The government offers Income-Driven Repayment plans for individuals struggling to pay their monthly student loan bills. These repayment plans require you to pay a fixed percentage of your monthly income and extend your loan for 20 or 25 years.
What is Income-Driven Repayment?
The federal government offers four income-driven repayment options, all of which are tied to your income.
REPAYE – Under the revised pay as you earn plan, you will pay 10% of your monthly discretionary income for 20 years if you were an undergraduate student, and 25 years if you were a graduate student. You will always pay 10% of your monthly discretionary income, regardless of changes to your income or family size.
PAYE – You will pay 10% of your monthly discretionary income for 20 years. If your income increases, you will never be asked to pay more than you would have under a standard repayment plan.
Income-Based Repayment – Similar to the PAYE plan, you will pay 10% of your monthly discretionary income for 20 years, and you will never be asked to pay more than you would have under a standard repayment plan.
Income Contingent Repayment – You will pay the lesser of 20% of your discretionary income or what you would pay on a fixed payment for 12-years on a standard repayment plan.
Am I eligible for income-driven repayment?
Any student with federal loans is eligible for the REPAYE and ICR repayment options. You are eligible for the PAYE and IBR options if your monthly payment will be lower than what you are currently paying on your standard or consolidated loan plan.
Those with Parent PLUS loans are only eligible for the ICR program.
If you are in default of your federal loans, you will not be eligible for Income-Driven Repayment.
Private loans are not eligible for the government’s income-driven repayment program. If you are struggling to make your monthly private loan payment, contact your lender to see what options may be available to you. It’s possible your lender will offer you a similar payment schedule.
Advantages of Income-Driven Repayment
Lower monthly payments
The primary benefit of income-driven repayment options is that they lower your monthly payments, at least in the beginning. If you’re struggling to meet your fixed payment, these plans will give you a more realistic monthly payment. This makes income-driven repayment plans a great option for those entering into low-paying occupations, or who are suffering financial difficulties.
Payments are tied to your income
Income-driven repayment plans allow you to petition your servicer for a change in the monthly payment if you’ve recently experienced a change in your financial situation. On a fixed repayment plan, you risk delinquency and default if you suffer financial hardship, such as a loss of job or salary reduction. With income-driven repayment plans, your monthly payment will reflect your most current financial reality.
Your monthly payments won’t be altered if your income increases
If your income increases while you are doing a repayment plan, your principal will stay the same. The principal is the money that you originally agreed to pay back. Your monthly payments might change if your lender reviews your account and determines that payments should increase. Your lender will notify you if your payments will be affected by the change in your income.

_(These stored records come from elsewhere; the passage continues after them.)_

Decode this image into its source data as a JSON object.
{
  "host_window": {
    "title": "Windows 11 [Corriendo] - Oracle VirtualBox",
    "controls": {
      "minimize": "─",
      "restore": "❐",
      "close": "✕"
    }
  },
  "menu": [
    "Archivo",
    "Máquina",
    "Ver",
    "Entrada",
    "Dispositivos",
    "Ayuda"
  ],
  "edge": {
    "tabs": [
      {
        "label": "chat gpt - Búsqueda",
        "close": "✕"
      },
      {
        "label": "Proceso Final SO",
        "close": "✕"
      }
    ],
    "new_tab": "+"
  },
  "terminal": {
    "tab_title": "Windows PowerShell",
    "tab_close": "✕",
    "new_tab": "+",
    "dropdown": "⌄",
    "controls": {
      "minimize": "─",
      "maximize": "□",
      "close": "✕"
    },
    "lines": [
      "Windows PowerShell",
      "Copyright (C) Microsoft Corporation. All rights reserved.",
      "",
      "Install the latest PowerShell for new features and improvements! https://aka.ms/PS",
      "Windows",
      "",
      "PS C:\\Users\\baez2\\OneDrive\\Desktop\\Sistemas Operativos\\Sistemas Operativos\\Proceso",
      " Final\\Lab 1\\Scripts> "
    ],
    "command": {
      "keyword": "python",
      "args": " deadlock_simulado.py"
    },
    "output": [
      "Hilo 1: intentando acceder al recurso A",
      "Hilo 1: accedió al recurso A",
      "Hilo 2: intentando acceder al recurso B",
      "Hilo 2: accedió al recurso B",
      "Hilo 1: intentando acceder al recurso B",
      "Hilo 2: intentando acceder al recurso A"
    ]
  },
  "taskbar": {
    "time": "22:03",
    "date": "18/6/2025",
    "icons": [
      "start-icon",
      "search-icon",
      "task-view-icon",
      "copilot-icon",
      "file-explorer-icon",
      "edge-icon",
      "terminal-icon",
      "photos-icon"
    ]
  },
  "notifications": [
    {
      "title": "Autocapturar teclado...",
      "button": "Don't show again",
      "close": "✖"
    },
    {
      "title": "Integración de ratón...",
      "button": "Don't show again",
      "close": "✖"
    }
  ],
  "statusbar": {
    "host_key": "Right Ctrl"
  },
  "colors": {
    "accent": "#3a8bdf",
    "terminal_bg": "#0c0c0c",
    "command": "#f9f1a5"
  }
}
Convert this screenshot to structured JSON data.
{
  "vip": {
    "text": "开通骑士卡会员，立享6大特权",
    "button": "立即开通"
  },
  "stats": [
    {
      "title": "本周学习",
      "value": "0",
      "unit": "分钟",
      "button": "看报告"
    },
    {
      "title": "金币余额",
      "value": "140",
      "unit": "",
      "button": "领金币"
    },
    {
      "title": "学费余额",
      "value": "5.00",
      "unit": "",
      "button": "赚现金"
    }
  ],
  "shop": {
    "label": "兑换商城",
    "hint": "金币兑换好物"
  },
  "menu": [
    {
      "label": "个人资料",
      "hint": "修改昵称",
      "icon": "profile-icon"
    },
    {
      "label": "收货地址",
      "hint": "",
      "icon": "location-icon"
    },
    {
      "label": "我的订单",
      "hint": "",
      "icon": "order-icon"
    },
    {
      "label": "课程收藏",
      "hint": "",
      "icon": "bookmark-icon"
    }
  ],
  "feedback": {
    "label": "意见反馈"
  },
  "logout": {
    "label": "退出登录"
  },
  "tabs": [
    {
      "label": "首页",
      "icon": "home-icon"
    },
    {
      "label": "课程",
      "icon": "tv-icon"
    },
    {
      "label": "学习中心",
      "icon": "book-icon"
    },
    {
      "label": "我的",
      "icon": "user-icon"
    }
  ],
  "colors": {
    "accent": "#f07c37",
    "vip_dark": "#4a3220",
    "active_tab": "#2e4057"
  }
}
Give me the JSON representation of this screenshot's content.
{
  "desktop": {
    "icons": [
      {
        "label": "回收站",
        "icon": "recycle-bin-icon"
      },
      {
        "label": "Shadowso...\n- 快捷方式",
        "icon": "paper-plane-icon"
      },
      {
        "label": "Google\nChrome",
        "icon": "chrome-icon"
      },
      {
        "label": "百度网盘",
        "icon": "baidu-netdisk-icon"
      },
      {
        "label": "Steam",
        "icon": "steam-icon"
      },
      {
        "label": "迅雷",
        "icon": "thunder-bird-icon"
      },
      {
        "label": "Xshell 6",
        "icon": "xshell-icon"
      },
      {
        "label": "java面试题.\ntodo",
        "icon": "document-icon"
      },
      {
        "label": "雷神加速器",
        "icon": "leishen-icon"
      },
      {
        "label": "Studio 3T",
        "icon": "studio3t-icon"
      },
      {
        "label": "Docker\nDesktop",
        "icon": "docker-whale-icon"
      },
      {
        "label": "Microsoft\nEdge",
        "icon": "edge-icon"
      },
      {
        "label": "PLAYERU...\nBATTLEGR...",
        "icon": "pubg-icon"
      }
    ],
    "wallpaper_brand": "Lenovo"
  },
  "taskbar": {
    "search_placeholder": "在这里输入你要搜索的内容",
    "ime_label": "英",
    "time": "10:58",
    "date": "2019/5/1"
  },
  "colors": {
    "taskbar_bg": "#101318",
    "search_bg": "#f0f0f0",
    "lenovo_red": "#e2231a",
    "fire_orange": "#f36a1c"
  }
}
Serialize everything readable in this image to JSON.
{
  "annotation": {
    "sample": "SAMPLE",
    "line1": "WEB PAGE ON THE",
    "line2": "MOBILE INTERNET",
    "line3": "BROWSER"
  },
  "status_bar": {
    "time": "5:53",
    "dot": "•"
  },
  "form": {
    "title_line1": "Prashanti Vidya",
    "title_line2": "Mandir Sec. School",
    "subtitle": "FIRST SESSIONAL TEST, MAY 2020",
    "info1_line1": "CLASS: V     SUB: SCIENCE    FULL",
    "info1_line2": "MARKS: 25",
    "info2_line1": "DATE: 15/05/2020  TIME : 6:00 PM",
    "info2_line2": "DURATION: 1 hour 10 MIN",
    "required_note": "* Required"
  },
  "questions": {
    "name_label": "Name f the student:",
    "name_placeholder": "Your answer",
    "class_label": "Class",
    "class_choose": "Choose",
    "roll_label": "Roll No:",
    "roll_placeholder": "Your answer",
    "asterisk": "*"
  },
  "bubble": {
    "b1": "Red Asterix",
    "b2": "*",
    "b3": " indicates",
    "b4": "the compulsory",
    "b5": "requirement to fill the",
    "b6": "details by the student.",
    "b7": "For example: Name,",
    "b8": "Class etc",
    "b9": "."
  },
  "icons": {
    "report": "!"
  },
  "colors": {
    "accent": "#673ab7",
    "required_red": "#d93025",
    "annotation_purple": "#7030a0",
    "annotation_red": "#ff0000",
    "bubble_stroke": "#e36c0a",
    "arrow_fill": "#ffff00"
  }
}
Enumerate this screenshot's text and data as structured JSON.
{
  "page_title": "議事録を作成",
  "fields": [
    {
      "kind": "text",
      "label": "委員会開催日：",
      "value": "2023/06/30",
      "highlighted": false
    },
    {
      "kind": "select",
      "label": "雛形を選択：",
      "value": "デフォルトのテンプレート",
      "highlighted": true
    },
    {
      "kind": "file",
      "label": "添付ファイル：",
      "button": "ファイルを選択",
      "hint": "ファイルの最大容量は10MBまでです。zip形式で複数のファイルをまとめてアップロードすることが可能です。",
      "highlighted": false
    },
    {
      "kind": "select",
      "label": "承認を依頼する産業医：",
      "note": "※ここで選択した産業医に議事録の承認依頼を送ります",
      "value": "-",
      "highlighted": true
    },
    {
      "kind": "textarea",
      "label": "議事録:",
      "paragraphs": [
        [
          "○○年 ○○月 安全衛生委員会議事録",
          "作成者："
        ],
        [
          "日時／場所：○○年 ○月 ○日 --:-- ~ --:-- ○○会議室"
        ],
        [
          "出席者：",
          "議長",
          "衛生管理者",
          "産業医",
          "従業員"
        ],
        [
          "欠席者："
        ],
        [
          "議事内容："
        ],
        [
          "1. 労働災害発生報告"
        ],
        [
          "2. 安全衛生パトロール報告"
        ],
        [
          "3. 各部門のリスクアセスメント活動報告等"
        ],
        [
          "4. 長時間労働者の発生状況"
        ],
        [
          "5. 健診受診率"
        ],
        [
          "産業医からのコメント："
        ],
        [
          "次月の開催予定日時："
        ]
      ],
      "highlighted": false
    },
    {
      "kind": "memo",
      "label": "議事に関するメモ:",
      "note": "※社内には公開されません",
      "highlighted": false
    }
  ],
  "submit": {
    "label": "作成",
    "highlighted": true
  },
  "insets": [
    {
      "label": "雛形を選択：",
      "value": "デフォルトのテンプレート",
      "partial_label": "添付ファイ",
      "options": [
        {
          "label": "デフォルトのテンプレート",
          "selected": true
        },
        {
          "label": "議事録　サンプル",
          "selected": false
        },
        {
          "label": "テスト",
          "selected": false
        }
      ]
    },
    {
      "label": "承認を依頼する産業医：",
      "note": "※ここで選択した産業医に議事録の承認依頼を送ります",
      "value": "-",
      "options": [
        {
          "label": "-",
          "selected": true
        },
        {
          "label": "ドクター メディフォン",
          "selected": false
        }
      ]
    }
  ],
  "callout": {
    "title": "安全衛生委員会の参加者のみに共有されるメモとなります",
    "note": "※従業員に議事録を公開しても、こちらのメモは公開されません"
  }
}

Possibility for loan forgiveness
All four income-driven repayment plans offer the potential for partial loan forgiveness. Any loan debt that remains upon the end of your 20 or 25-year loan term is forgiven.
Disadvantages of Income-Driven Repayment
Length of the loan
The first disadvantage to Income-Driven Repayment plans is the length of the loan. Under standard repayment options, you’re debt-free in 10 years. With Income-driven repayment plans, you’re still making monthly payments 20 years later.
It may not seem like a big deal when you’re fresh out of college, but it can turn burdensome if you’re still repaying your loans when the time comes to file your son or daughter’s FAFSA®.
Accrue more interest
While income-driven plans allow you to pay less money today, you will likely end up paying more money in the long run. Due to the extended loan terms, you will end up accruing more interest over the life of the loan, which means you end up paying more money than you would under a standard repayment plan.
Change in income will not affect your payments
Your monthly payments not being affected by a change in your income can be a curse and a blessing. If your income has increased, your monthly payments not changing will be a blessing. However, if your income decreases your monthly payments not changing might cause some problems, especially if you can’t afford the amount you agreed to pay monthly. If this is the case, contact your lender to let them know about your income changes. The lender will review your account and determine whether you qualify for a monthly payment arrangement or not.
Who Should Sign Up For An Income-Driven Repayment Plan?
Anyone struggling to make their monthly loan repayments should consider income-driven repayment options. Since the repayment plans are so lengthy, income-driven repayment plans are best suited towards individuals who are regularly struggling to repay their federal student loans. They are an extremely attractive option for those who anticipate careers in low-salaried fields.
If you are experiencing a temporary financial setback, such as a loss of job, or temporarily reduced salary, then you may want to consider alternate routes before taking on a 20-25-year commitment.